O365 license requirements for litigation hold and retention policy

Steel Contributor

A customer of ours has been advised that to configure litigation hold for a mailbox in Exchange Online, the mailbox must have a valid license for a minimum of three months. I've not seen this licensing requirement documented anywhere, so is this in fact the case, and if so, is this also the case for O365 retention policies also?

8 Replies

As long as the user account assigned with an Exchange Online (Plan 2), Litigation Hold and Retention Policy should work. https://technet.microsoft.com/en-us/library/dn743673(v=exchg.150).aspx

 

You may also visit this link for added reference: https://support.office.com/en-us/article/Overview-of-retention-policies-5e377752-700d-4870-9b6d-12bf...
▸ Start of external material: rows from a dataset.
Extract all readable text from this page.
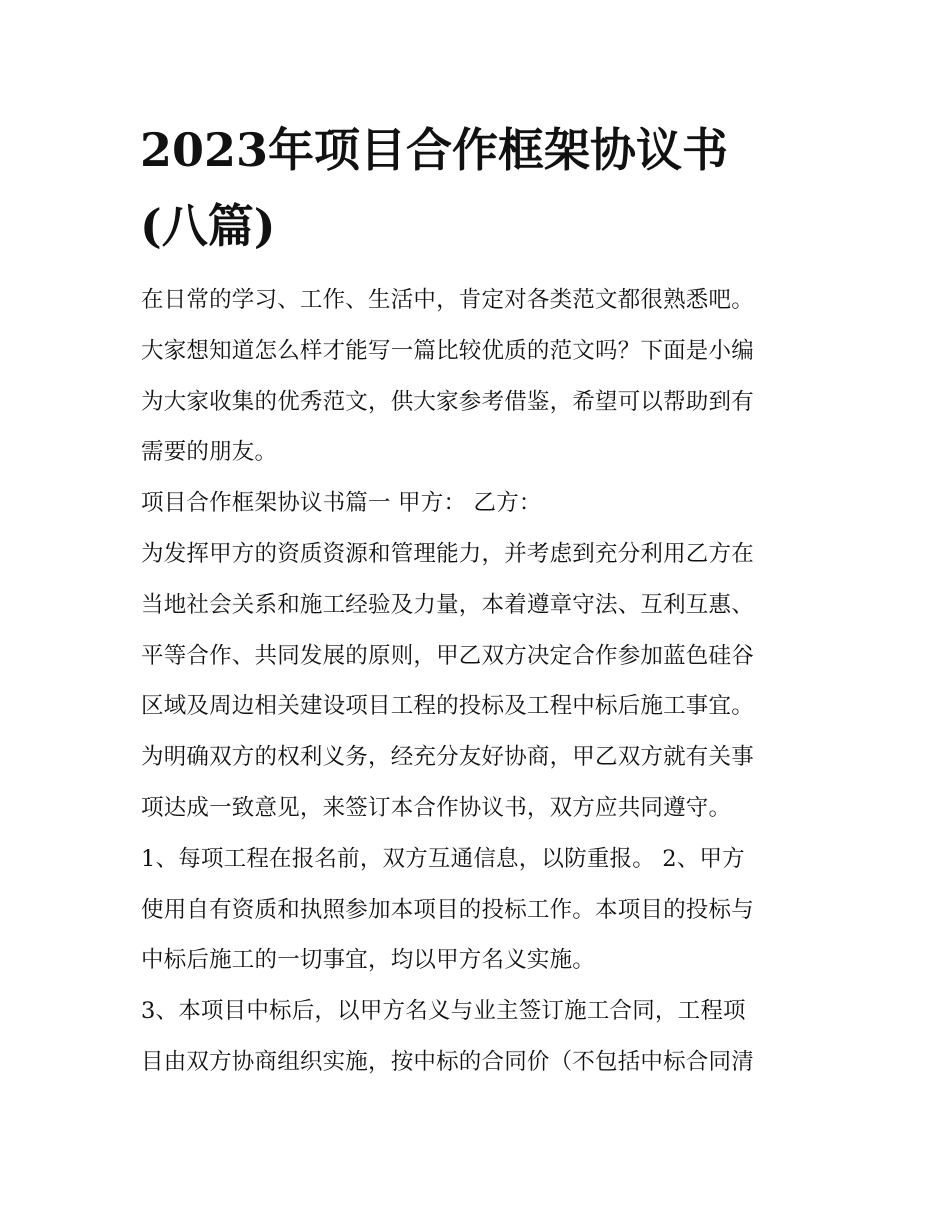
2023年项目合作框架协议书
(八篇)
在日常的学习、工作、生活中，肯定对各类范文都很熟悉吧。
大家想知道怎么样才能写一篇比较优质的范文吗？下面是小编
为大家收集的优秀范文，供大家参考借鉴，希望可以帮助到有
需要的朋友。
项目合作框架协议书篇一 甲方： 乙方：
为发挥甲方的资质资源和管理能力，并考虑到充分利用乙方在
当地社会关系和施工经验及力量，本着遵章守法、互利互惠、
平等合作、共同发展的原则，甲乙双方决定合作参加蓝色硅谷
区域及周边相关建设项目工程的投标及工程中标后施工事宜。
为明确双方的权利义务，经充分友好协商，甲乙双方就有关事
项达成一致意见，来签订本合作协议书，双方应共同遵守。
1、每项工程在报名前，双方互通信息，以防重报。 2、甲方
使用自有资质和执照参加本项目的投标工作。本项目的投标与
中标后施工的一切事宜，均以甲方名义实施。
3、本项目中标后，以甲方名义与业主签订施工合同，工程项
目由双方协商组织实施，按中标的合同价（不包括中标合同清
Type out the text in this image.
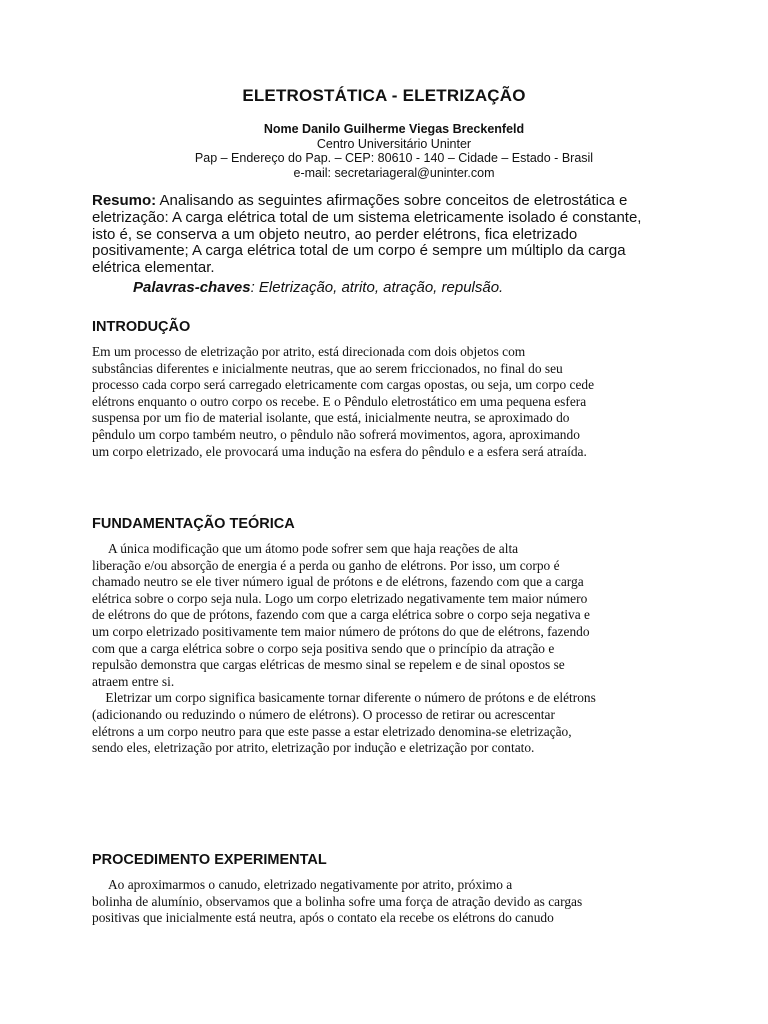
ELETROSTÁTICA - ELETRIZAÇÃO
Nome Danilo Guilherme Viegas Breckenfeld
Centro Universitário Uninter
Pap – Endereço do Pap. – CEP: 80610 - 140 – Cidade – Estado - Brasil
e-mail: secretariageral@uninter.com
Resumo: Analisando as seguintes afirmações sobre conceitos de eletrostática e
eletrização: A carga elétrica total de um sistema eletricamente isolado é constante,
isto é, se conserva a um objeto neutro, ao perder elétrons, fica eletrizado
positivamente; A carga elétrica total de um corpo é sempre um múltiplo da carga
elétrica elementar.
Palavras-chaves: Eletrização, atrito, atração, repulsão.
INTRODUÇÃO
Em um processo de eletrização por atrito, está direcionada com dois objetos com
substâncias diferentes e inicialmente neutras, que ao serem friccionados, no final do seu
processo cada corpo será carregado eletricamente com cargas opostas, ou seja, um corpo cede
elétrons enquanto o outro corpo os recebe. E o Pêndulo eletrostático em uma pequena esfera
suspensa por um fio de material isolante, que está, inicialmente neutra, se aproximado do
pêndulo um corpo também neutro, o pêndulo não sofrerá movimentos, agora, aproximando
um corpo eletrizado, ele provocará uma indução na esfera do pêndulo e a esfera será atraída.
FUNDAMENTAÇÃO TEÓRICA
A única modificação que um átomo pode sofrer sem que haja reações de alta
liberação e/ou absorção de energia é a perda ou ganho de elétrons. Por isso, um corpo é
chamado neutro se ele tiver número igual de prótons e de elétrons, fazendo com que a carga
elétrica sobre o corpo seja nula. Logo um corpo eletrizado negativamente tem maior número
de elétrons do que de prótons, fazendo com que a carga elétrica sobre o corpo seja negativa e
um corpo eletrizado positivamente tem maior número de prótons do que de elétrons, fazendo
com que a carga elétrica sobre o corpo seja positiva sendo que o princípio da atração e
repulsão demonstra que cargas elétricas de mesmo sinal se repelem e de sinal opostos se
atraem entre si.
Eletrizar um corpo significa basicamente tornar diferente o número de prótons e de elétrons
(adicionando ou reduzindo o número de elétrons). O processo de retirar ou acrescentar
elétrons a um corpo neutro para que este passe a estar eletrizado denomina-se eletrização,
sendo eles, eletrização por atrito, eletrização por indução e eletrização por contato.
PROCEDIMENTO EXPERIMENTAL
Ao aproximarmos o canudo, eletrizado negativamente por atrito, próximo a
bolinha de alumínio, observamos que a bolinha sofre uma força de atração devido as cargas
positivas que inicialmente está neutra, após o contato ela recebe os elétrons do canudo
I think this is about the leavers/importing archived content scenario, where you onboard content to O365 just to put it on hold and provision it as Inactive mailbox. Microsoft recently toyed with the idea to start charging for those: https://www.petri.com/no-licenses-office-365-inactive-mailboxes

That's right @Vasil Michev, the conversation was around importing mailboxes of users who have left the organisation. I understand that Microsoft haven't moved forward with requiring a license for inactive mailboxes, but is there any requirement to have a mailbox licensed for a minimum amount of time before the mailbox can be configured as inactive?

Nothing official, but that's not the first time I've heard about this. Hopefully we're not in for another surprise...

Dan,

 

Could you say who the Microsoft authority was for the statement about the need to have a license for three months before a litigation hold (or I assume, an in-place hold) can be placed on a mailbox? This is the first that I have ever heard about such a requirement.

 

It might be the case that the Microsoft person read the licensing document that circulated inside Microsoft and partners pre-Ignire which included the idea of a license for inactive mailboxes. That document and the proposal was withdrawn following some robust debate on the issue, but it is entirely possible that whoever made the statement hadn't heard the news.

 

TR

I have moved over inactive mailboxes from on-prem to Office 365 and have enabled litigation hold on all of them.  I also have never assigned an office 365 license to them and litigation hold enabled just fine.. no warning or anything. 

I would not expect any warning because Microsoft has not yet confirmed or made any firm indication that they are changing the licensing requirement for litigation hold.